The queen of reclaiming her alter ego, our beloved Anu Menon takes on this Green Room Diaries and shows how having a voice has very little to do with how extroverted you are.
Menon speaks about all things theatre and her experience with formal training at East 15, London. From imaginary mountains to conquering her stage fright, she beautifully describes the arcs and the methods that helped her become who she is.
Her love for the stage is evident as she speaks about her priorities and the relevance it holds in her life. She is a firm believer of the art form and the amount of faith she has in original stories being told, and the same is reflected in her choices. Her fresh perspectives are sure to give you a peek into the mind of a sincere theatre actor one that can dapple many mediums and excellently so.
She speaks fondly of the theatre culture and the safe space it provides which goes to say that she clearly does not believe that it is dying.
How and why Theatre?
I was a very quiet child, like painfully quiet and I used to come back and inflict my stories of the day to my mother and my mother said “You know I think it’s high time you go for that school audition” and I was like no I’m going to mess it up, I’ll forget my lines on stage and under dire threat really I was like okay fine I can’t be embarrassed I will go myself. And so at fourteen was when I first stepped on stage and like they say that was the beginning of everything.
Tell us more about your formal training in theatre.
At that time going to drama school seemed sort of like a pipe dream and I didn’t even realize it was a possibility. But then I put in my applications and went to London to E15 and did my Masters in drama school. We went you know climbing through imaginary mountains, reading through imaginary waters, breathing through your bottom. There are things you can’t explain to anyone else because only madcaps like you would understand it. They give you various methodologies right? You choose what works for you. What do I want from this scene? Where am I coming from? Where am I going? It gives you an arc, gives you a few exercises. Is it necessary? Of course not, but I definitely do believe it helps and it helped me.
You act and perform in different mediums. How does your preparation for a role change with each medium?

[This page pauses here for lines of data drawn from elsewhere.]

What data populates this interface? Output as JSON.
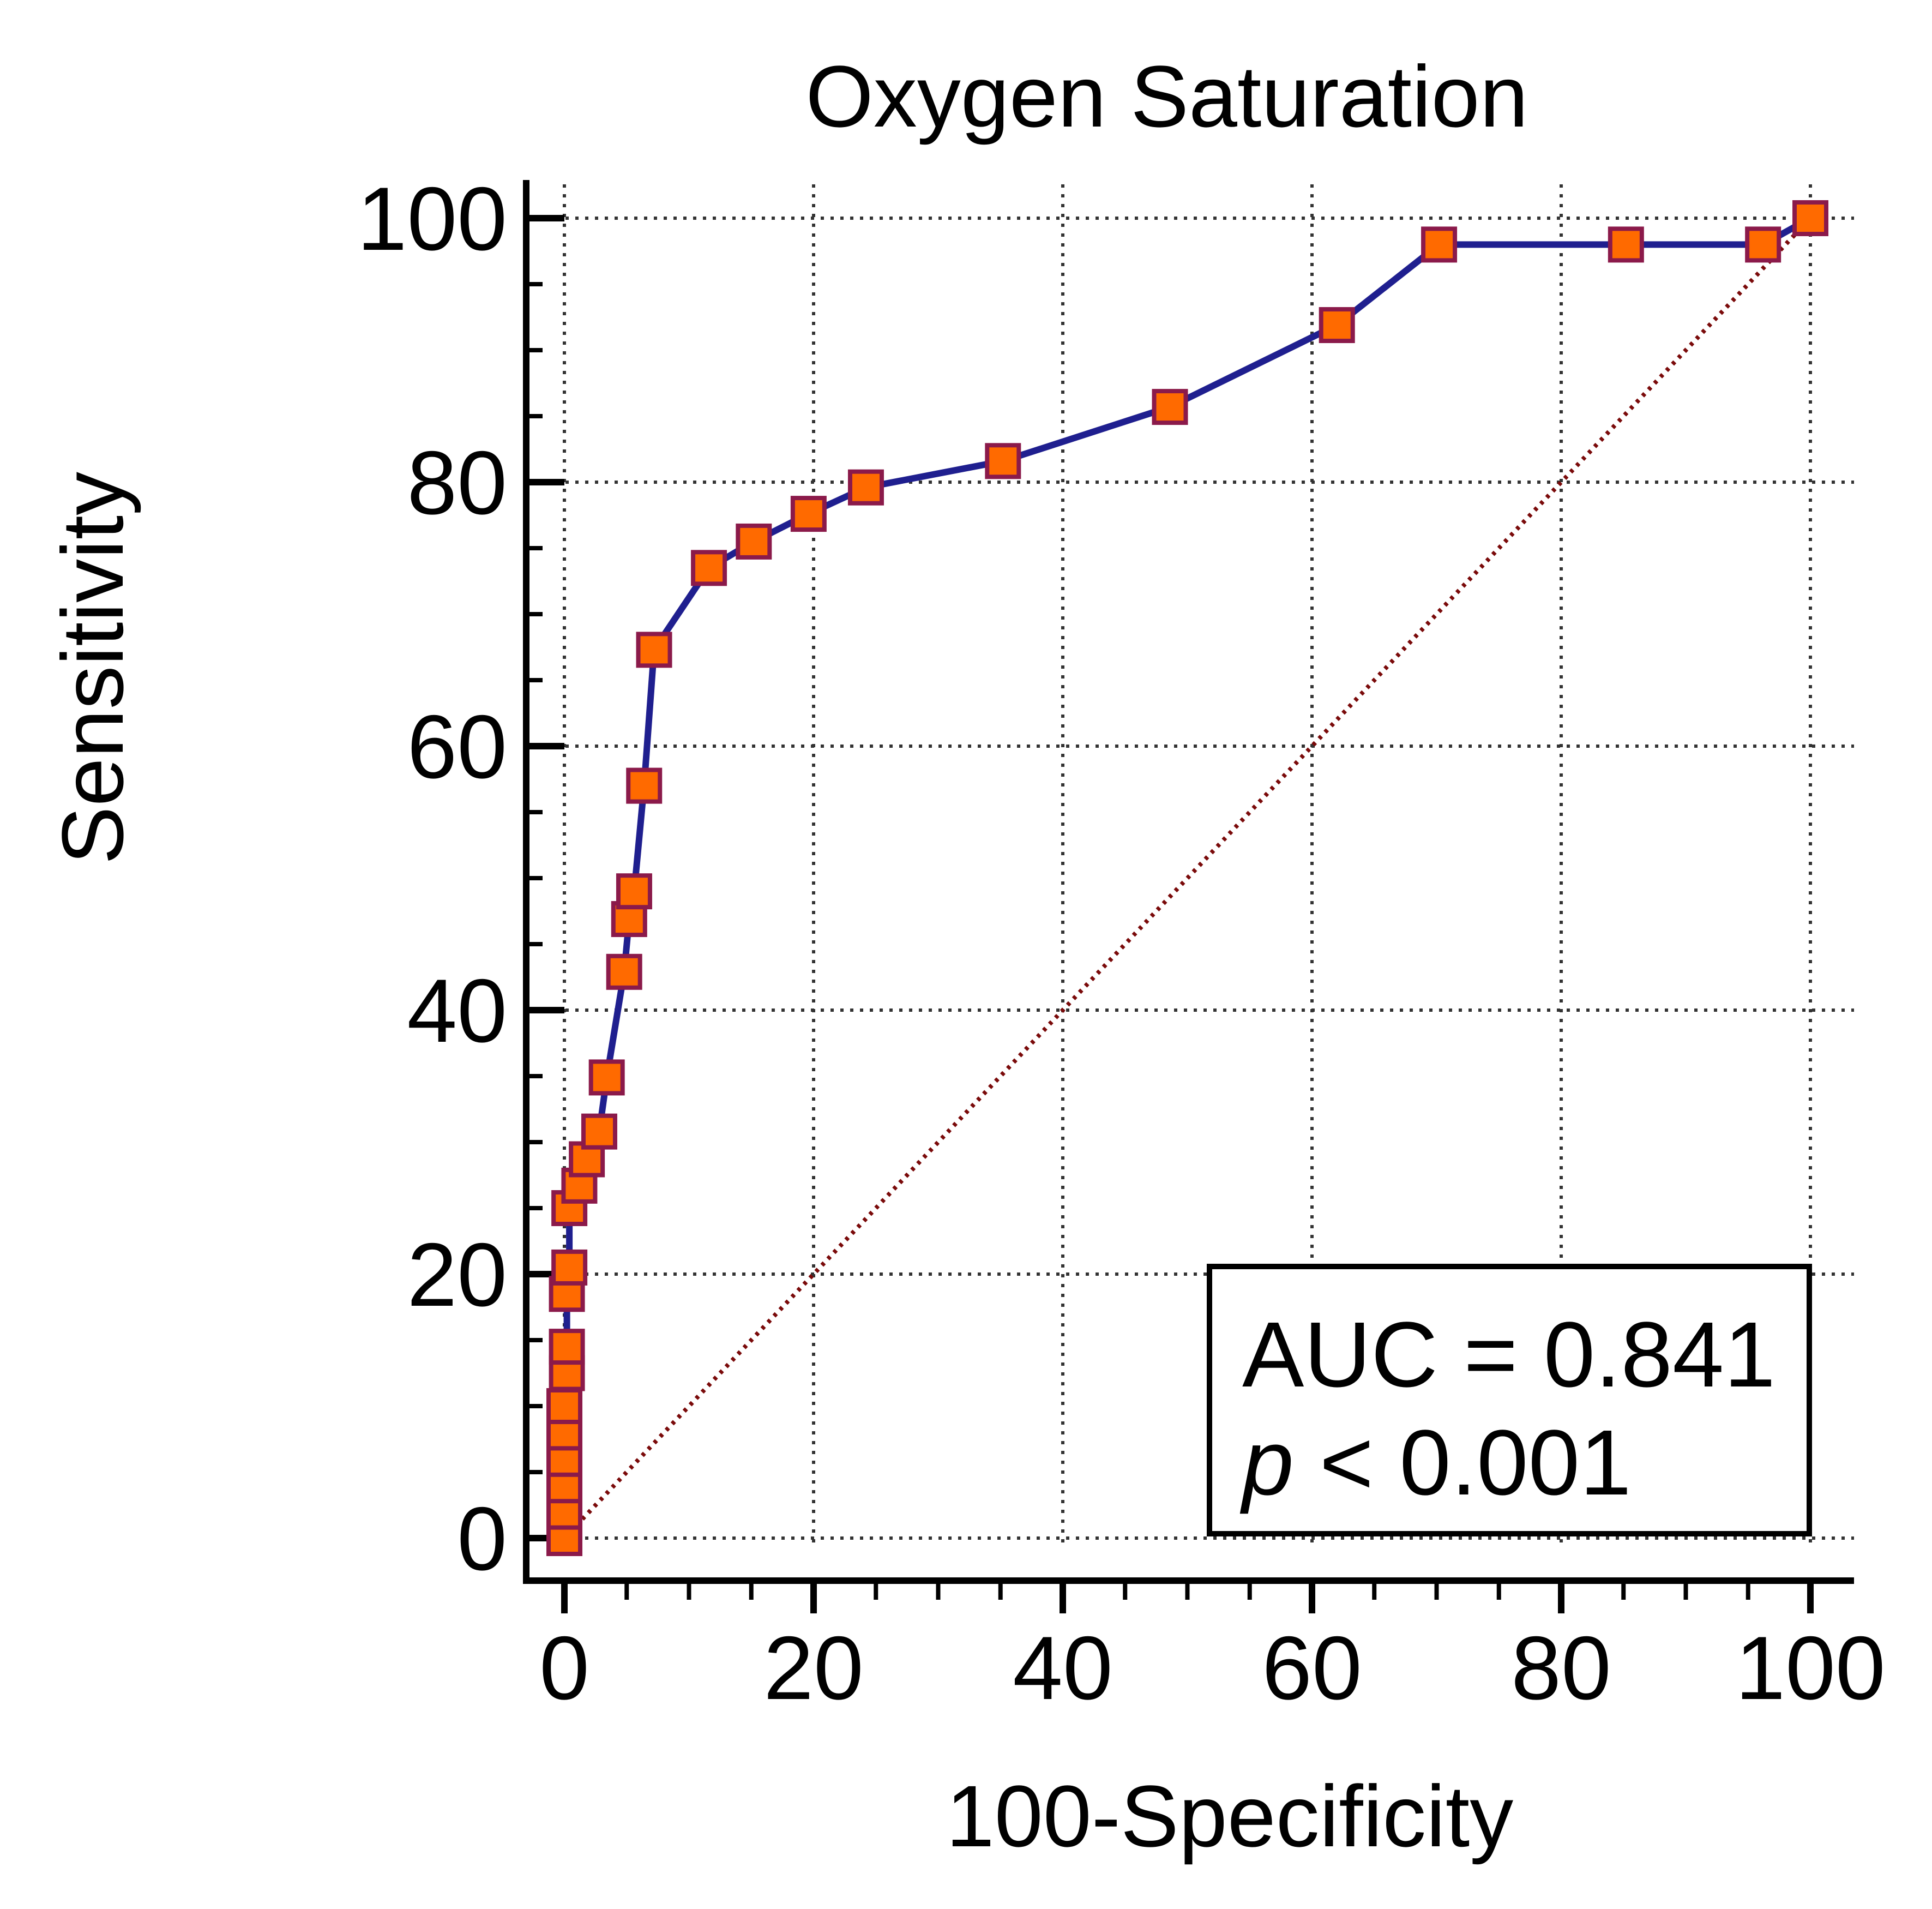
{
  "chart_data": {
    "type": "line",
    "title": "Oxygen Saturation",
    "xlabel": "100-Specificity",
    "ylabel": "Sensitivity",
    "xlim": [
      0,
      100
    ],
    "ylim": [
      0,
      100
    ],
    "x_ticks": [
      "0",
      "20",
      "40",
      "60",
      "80",
      "100"
    ],
    "y_ticks": [
      "0",
      "20",
      "40",
      "60",
      "80",
      "100"
    ],
    "grid": true,
    "series": [
      {
        "marker": "square",
        "color": "#1f1f8f",
        "marker_fill": "#ff6a00",
        "marker_edge": "#8b1a4a",
        "points": [
          [
            0,
            0
          ],
          [
            0,
            2
          ],
          [
            0,
            4
          ],
          [
            0,
            6
          ],
          [
            0,
            8
          ],
          [
            0,
            10
          ],
          [
            0.2,
            12.5
          ],
          [
            0.2,
            14.5
          ],
          [
            0.2,
            18.5
          ],
          [
            0.4,
            20.5
          ],
          [
            0.4,
            25
          ],
          [
            1.2,
            26.7
          ],
          [
            1.8,
            28.7
          ],
          [
            2.8,
            30.8
          ],
          [
            3.4,
            34.9
          ],
          [
            4.8,
            42.9
          ],
          [
            5.2,
            46.9
          ],
          [
            5.6,
            49
          ],
          [
            6.4,
            57
          ],
          [
            7.2,
            67.3
          ],
          [
            11.6,
            73.5
          ],
          [
            15.2,
            75.5
          ],
          [
            19.6,
            77.6
          ],
          [
            24.2,
            79.6
          ],
          [
            35.2,
            81.6
          ],
          [
            48.6,
            85.7
          ],
          [
            62,
            91.9
          ],
          [
            70.2,
            98
          ],
          [
            85.2,
            98
          ],
          [
            96.2,
            98
          ],
          [
            100,
            100
          ]
        ]
      }
    ],
    "reference_line": {
      "from": [
        0,
        0
      ],
      "to": [
        100,
        100
      ],
      "style": "dotted",
      "color": "#7a0a0a"
    },
    "annotation": {
      "auc_text": "AUC = 0.841",
      "p_symbol": "p",
      "p_text": " < 0.001",
      "placement": "bottom-right"
    }
  }
}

There’s this film that I was supposed to do with this sort of biggish actor and they kept changing the dates. From June it became July, July to August, August to September. 10th September was the only date I have a problem with and they need only that date.
And I was like “Can we change it?”
They said “You know this actor really wants to work with you, can you do something?”
I said “But I have given this date for a play” and they said “Can’t you adjust madam?” and I was like “Can’t you adjust? Can’t you get the location?”
He couldn’t comprehend that I had a prior commitment on stage and why would I be sticking to that as opposed to be working with this actor.
Your film or your television or everything else supports and funds your theatre habit. The good thing is that there’s lots of original writing that’s coming out now. I think gone are the days where we want to listen to Sam and Sarah. We want to listen to you know Satish and Meena, our own voices, and that makes a difference.
Is Indian Theatre dying or evolving?
I don’t think any live performance is a dying because there will always be patrons. It’ll definitely have to evolve right? And it already is. There’s so many people interested, so many young people who want to do workshops and so much more funding coming in and corporate funding and training programs and it’s now a part of corporate training as well.
I don’t ever believe that it can die because there are too many of us who love it and too many of us who do it for the love of it. There is a bonding and a bonhomie and a camaraderie that you will never find so because it’s a dream for a lot of people, I don’t think the end is in sight.